До рассвета недолго.
Перетерпят.
– Могу ли я узнать имя нашего благородного спасителя? – старик подобрался ближе.
Миха открыл было рот, чтобы ответить, но вовремя прикусил язык.
– Дикарь, – сказал он первое, что в голову пришло.
– О, понимаю, – закивал старик, усаживаясь рядом с мальчишкой. – С моей стороны было бы непростительной наглостью требовать назвать истинное имя.
– Заткнешься ты когда-нибудь, а? – просипел парень.
– Конечно, господин.
Правда, старика хватило ненадолго.
– Эта рана меня беспокоит, – сказал он, обращаясь к Михе. – Вы, несомненно, куда более опытны в делах подобных…
Опыта за собой Миха не чувствовал, но с ножом, который засел в ноге, надо было что-то да делать.
Вытащить?
А если кровью изойдет?
С другой стороны, если ранение серьезное, то и так изойдет. Миха потер щеку, пытаясь вспомнить, что же знает о ранах. Но в голове была приятная звонкая пустота.
Или не совсем?
Будь задета артерия, кровь сочилась бы и сквозь нож. А тут она почти и остановилась.
– Руки убери! – завопил мальчишка, явно осознав, что его сейчас будут лечить. И кажется, радости ему это осознание не добавляло.
– Господин! – старик попытался ухватить мальчишку за руки. – Господин, это для вашего же блага! Если рану не обработать, она загноится.
– Пояс есть? Или веревка какая-нибудь? Ремень?
– Вот, – старик вытащил откуда-то из-под полы кожаный шнурок.
– Перехвати ногу повыше.
Так, а смысл-то? Жгут, конечно, остановит кровотечение, но долго его держать нельзя. Поэтому если задет крупный сосуд, мальчишка обречен.
С другой стороны, будь оно так, он бы давно кровью истек.
– Надо мха, – Миха повернулся к болоту. – Белого. И воды. В чем-нибудь. Промыть.

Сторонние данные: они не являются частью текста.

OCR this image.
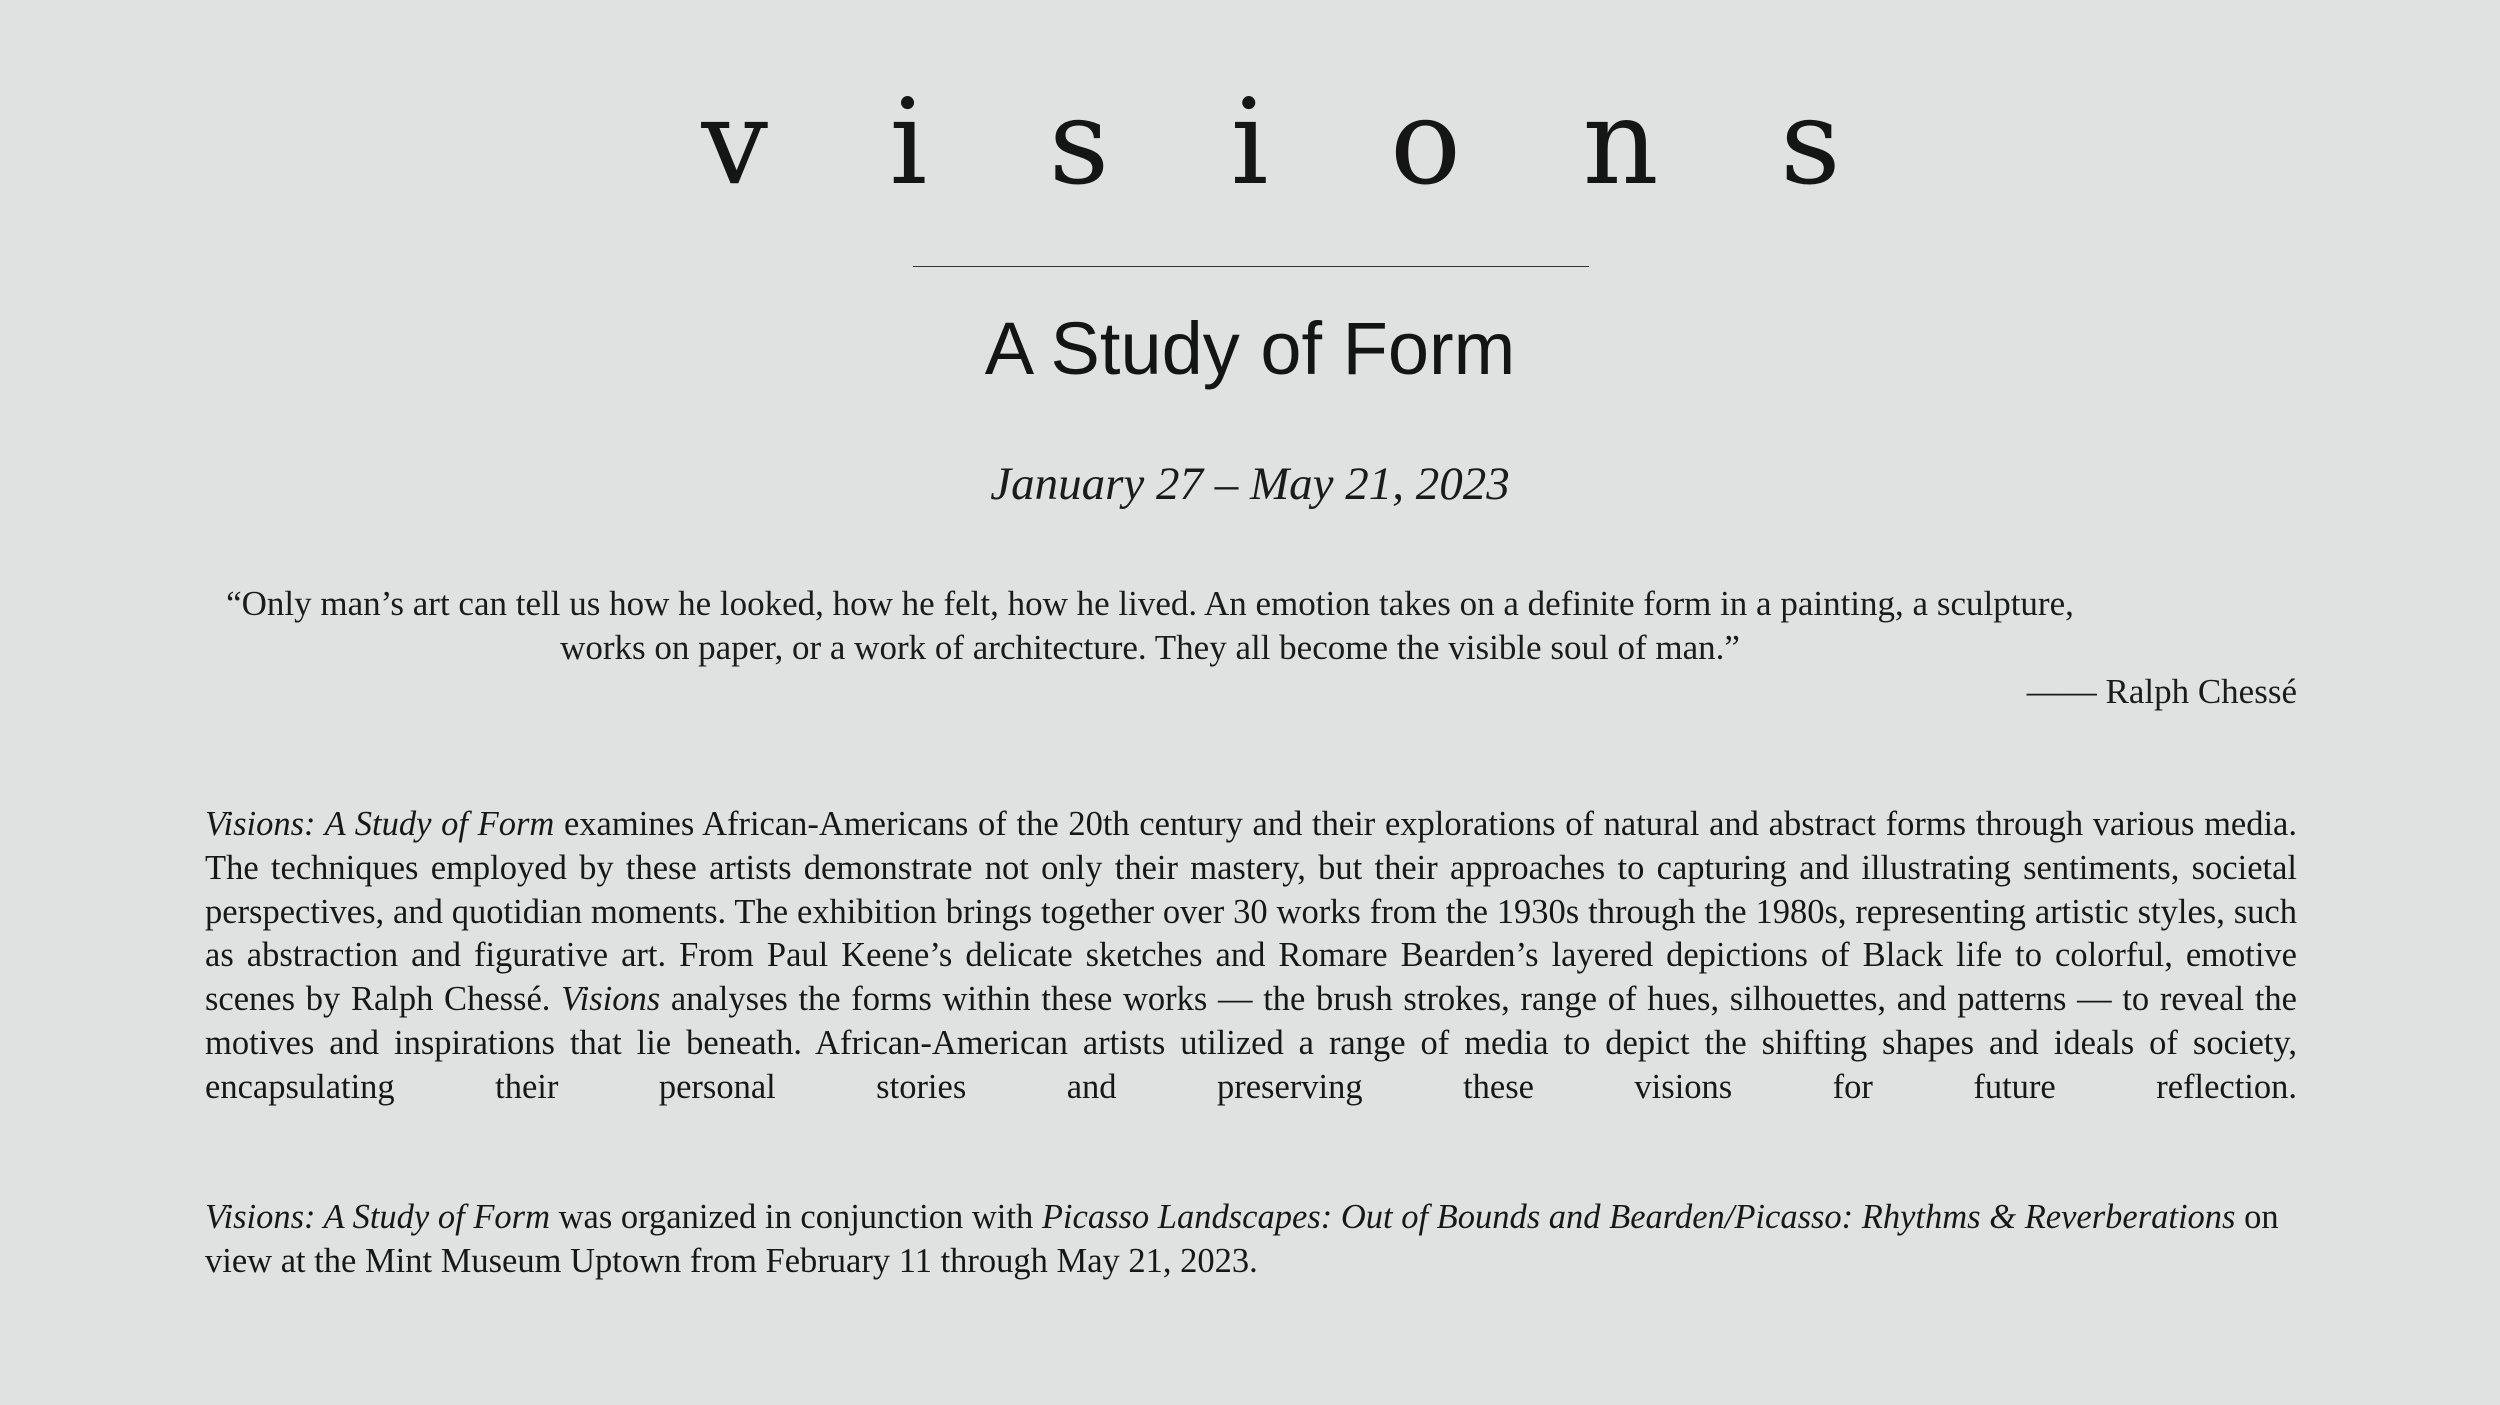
v i s i o n s
A Study of Form
January 27 – May 21, 2023
“Only man’s art can tell us how he looked, how he felt, how he lived. An emotion takes on a definite form in a painting, a sculpture, works on paper, or a work of architecture. They all become the visible soul of man.”
—— Ralph Chessé
Visions: A Study of Form examines African-Americans of the 20th century and their explorations of natural and abstract forms through various media. The techniques employed by these artists demonstrate not only their mastery, but their approaches to capturing and illustrating sentiments, societal perspectives, and quotidian moments. The exhibition brings together over 30 works from the 1930s through the 1980s, representing artistic styles, such as abstraction and figurative art. From Paul Keene’s delicate sketches and Romare Bearden’s layered depictions of Black life to colorful, emotive scenes by Ralph Chessé. Visions analyses the forms within these works — the brush strokes, range of hues, silhouettes, and patterns — to reveal the motives and inspirations that lie beneath. African-American artists utilized a range of media to depict the shifting shapes and ideals of society, encapsulating their personal stories and preserving these visions for future reflection.
Visions: A Study of Form was organized in conjunction with Picasso Landscapes: Out of Bounds and Bearden/Picasso: Rhythms & Reverberations on view at the Mint Museum Uptown from February 11 through May 21, 2023.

Здешняя вода была темной и кисловатой на вкус, и пожалуй, нормальному человеку пить её не стоило бы. Но Миха нормальным не был. Поэтому пил.
Вкус – от кислотности.
Точно.
Он ведь учил. На болотах – вода кислая, с высоким содержанием дубильных веществ, что, в свою очередь, хорошо, поскольку бактерий в ней то ли нет, то ли мало, то ли вообще что-то она с ними делает. Но мысль промыть рану изначально здравая.
А потом мхом заткнуть.
И надеяться, что само заживет.
Миха так и сделал.
– Господин, вспомните, кто вы. Держитесь достойно, – старик притащил воды в кожаной шляпе. Ведро из неё получилось, мягко говоря, хреноватое, но какое уж есть. – Ваш отец, будучи юн, также имел печальный опыт ранений.
– З-заткни его, – попросил мальчишка, прикусывая губу.
И руки убрал.
Подбородок выдвинул.
Отвернулся.
Клинок вышел легко. Из раны потекла кровь, но не сказать, чтобы обильно. Стало быть, или повезло, или, что куда вероятнее, разбойник решил поиграть.
И ладно.
Миха вспорол штанину, открывая доступ к ране. Небольшая. И вида аккуратного. Он наклонился и принюхался. Гнилью не пахло, и дикарь согласился, что это очень даже неплохо.
Хотя, конечно, рановато.
Темная вода кое-как смыла кровь. Мох лег сверху, а на него – тряпица, протянутая дрожащею рукой. И замотать все это добро, перехватив тем самым кожаным шнурком.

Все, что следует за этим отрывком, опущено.